El nacimiento de esa amistad y los vínculos de “El Diez” con Cuba fueron en su momento centro de polémica, y a lo largo de los años muy cuestionadas sus historias de idas y venidas mientras pasaba su tratamiento de desintoxicación en la isla.

De fiestas, drogas y peleas hablaron algunos, como una vida de desenfreno la catalogaron otros. Maradona llegó para pasar seis meses en rehabilitación, y acabó viviendo en Cuba por varios años. Fue en esa época cuando se tatuó la imagen del Ché en el hombro, como símbolo de la liberación de América Latina, y en su famosa pierna izquierda, la del propio Fidel, a quien el astro argentino consideraba “el más grande de la historia”.

A pesar de los rumores y verdades sobre su vida loca, sí fue real la amistad iniciada en 1987 y que en vida sostuvieron Diego y Fidel, que continuó en una historia de admiración mutua fortalecida con llamadas y un intercambio de cartas, donde debatían sobre política y deporte.

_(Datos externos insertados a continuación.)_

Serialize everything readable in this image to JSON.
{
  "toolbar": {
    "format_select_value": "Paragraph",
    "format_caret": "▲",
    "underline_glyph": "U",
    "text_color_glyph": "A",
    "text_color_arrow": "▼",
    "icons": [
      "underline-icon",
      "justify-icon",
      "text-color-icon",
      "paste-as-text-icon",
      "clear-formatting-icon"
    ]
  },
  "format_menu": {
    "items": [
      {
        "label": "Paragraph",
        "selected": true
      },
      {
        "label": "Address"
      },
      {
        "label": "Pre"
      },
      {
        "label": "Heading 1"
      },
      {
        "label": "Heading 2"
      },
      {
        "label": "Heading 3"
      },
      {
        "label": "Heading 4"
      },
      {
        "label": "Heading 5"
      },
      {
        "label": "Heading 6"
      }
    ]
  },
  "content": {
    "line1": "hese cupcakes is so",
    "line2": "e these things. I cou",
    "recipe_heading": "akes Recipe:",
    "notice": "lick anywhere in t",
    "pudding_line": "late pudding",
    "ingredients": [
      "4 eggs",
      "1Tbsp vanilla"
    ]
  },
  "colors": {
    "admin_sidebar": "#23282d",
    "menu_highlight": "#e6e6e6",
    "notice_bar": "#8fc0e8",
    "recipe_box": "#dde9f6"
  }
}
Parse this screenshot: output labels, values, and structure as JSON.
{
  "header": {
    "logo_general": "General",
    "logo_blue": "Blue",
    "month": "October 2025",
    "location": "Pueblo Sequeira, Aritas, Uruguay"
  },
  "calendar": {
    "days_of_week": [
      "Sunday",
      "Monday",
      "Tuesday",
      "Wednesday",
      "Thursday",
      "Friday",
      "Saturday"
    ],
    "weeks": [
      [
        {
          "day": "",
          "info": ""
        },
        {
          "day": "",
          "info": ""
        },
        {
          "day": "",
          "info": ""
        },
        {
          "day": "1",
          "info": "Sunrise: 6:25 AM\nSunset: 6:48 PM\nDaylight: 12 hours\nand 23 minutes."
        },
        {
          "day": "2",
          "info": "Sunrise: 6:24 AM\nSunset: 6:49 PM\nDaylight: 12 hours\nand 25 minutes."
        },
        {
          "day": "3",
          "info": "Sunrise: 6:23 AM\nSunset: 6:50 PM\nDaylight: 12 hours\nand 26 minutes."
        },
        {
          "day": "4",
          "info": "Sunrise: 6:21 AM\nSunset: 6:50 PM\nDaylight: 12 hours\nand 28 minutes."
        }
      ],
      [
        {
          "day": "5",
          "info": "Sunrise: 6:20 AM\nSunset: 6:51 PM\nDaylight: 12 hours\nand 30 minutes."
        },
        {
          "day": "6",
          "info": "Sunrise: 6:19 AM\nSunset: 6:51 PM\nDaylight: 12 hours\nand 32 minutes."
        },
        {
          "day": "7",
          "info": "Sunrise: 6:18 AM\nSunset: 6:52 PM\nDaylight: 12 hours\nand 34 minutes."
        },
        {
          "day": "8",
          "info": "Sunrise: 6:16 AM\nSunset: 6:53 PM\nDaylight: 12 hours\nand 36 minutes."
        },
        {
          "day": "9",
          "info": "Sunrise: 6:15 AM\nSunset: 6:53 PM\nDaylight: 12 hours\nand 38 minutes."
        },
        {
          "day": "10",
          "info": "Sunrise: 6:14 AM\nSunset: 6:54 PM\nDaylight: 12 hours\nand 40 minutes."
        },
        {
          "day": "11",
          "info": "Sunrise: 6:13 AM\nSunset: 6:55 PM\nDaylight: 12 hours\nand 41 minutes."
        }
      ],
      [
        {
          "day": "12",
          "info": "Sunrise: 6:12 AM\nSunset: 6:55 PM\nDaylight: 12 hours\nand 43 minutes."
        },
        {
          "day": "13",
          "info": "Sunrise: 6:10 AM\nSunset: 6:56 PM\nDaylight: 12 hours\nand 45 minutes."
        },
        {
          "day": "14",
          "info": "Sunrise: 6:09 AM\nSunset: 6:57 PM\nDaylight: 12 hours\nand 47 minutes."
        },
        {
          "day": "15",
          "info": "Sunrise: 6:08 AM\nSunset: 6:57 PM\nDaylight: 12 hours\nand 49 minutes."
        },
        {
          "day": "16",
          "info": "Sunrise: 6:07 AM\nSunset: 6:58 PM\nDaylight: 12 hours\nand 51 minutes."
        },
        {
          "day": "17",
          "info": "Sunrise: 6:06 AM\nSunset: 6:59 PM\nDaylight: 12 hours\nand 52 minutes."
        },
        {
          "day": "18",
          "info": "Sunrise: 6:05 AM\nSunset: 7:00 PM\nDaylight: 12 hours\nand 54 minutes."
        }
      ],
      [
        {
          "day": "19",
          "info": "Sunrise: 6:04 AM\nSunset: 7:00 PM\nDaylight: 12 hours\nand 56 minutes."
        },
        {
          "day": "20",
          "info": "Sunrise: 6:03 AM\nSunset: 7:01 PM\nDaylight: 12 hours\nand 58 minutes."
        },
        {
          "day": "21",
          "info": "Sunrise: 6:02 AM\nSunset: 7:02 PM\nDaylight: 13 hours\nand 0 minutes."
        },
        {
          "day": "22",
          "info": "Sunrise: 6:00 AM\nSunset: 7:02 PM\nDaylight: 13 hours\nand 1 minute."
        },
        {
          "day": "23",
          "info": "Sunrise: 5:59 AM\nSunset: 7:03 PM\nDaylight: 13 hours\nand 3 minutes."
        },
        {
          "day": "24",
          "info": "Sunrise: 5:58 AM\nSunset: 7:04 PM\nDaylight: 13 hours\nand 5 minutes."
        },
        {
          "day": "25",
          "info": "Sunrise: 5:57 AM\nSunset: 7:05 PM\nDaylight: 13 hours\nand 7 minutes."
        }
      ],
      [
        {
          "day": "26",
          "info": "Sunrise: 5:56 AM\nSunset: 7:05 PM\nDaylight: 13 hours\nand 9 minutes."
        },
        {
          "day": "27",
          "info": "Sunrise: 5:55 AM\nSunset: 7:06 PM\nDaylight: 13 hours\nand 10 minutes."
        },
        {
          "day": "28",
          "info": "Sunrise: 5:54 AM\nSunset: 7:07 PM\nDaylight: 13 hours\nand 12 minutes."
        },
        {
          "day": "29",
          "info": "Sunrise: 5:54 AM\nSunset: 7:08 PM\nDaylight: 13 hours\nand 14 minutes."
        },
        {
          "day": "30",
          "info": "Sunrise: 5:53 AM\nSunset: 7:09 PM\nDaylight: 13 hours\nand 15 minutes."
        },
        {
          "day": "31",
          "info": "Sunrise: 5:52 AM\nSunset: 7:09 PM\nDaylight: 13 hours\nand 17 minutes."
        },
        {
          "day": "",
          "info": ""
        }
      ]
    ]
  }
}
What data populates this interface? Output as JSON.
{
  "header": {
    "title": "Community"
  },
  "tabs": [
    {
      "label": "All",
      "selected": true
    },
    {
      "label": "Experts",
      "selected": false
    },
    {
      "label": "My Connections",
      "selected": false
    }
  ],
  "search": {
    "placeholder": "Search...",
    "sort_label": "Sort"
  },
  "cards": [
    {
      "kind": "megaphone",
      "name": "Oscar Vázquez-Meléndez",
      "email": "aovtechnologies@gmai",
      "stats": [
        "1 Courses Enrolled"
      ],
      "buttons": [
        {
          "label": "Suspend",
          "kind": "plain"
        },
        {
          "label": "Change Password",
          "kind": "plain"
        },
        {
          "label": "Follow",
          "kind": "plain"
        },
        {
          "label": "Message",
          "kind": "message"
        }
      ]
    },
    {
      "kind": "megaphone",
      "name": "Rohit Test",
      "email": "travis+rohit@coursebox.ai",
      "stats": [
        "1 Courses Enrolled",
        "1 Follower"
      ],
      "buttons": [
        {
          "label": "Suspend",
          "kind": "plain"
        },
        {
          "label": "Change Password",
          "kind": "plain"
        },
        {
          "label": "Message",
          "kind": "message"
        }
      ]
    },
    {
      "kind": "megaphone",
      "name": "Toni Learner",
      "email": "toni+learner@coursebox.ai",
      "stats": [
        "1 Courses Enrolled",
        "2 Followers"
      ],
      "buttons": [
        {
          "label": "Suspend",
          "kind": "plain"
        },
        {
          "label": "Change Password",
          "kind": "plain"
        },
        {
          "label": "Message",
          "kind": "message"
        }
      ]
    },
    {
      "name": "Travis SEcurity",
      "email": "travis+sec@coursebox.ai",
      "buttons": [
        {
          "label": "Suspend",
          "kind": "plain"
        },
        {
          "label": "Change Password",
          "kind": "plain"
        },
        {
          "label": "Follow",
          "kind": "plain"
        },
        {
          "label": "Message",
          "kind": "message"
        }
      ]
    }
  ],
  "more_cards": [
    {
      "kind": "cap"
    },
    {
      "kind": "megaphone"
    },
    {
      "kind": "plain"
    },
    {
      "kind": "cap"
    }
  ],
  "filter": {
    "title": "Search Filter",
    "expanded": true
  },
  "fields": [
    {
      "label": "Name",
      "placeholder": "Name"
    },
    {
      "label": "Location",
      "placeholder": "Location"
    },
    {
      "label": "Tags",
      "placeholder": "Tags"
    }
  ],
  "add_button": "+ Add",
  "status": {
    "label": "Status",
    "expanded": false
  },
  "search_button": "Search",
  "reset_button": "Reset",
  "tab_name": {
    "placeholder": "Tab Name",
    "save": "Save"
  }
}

En Cuba estuvo más que en aquella prolongada ocasión, una de esas visitas fue en 2005 cuando viajó a La Habana para cumplir uno de sus sueños, entrevistar a Fidel para su programa “La Noche del 10”, emitido por la televisión argentina.

Igualmente, con el programa “De Zurda”, estrenado en 2014, y que condujo por varias temporadas con el periodista Víctor Hugo Morales, Maradona encontró una oportunidad para llegar a La Habana, desde donde emitió dos especiales de cara a la Copa América a realizarse en Chile, en 2015.

El último encuentro entre ambos amigos ocurrió en abril de 2013, con el histórico líder retirado del poder, mientras que la última visita de “El Pelusa” a Cuba fue en diciembre de 2016, para asistir a los homenajes fúnebres dedicados a Fidel Castro, “su segundo padre”.

Criticados o no, los vínculos con la Mayor de las Antillas se concretaron de muchas formas a través de los años, y hoy, cuando el mundo llora su muerte, los cubanos también han sentido la pérdida del que, aclamado como el mejor futbolista del siglo XX, supo encontrar en la isla caribeña un refugio.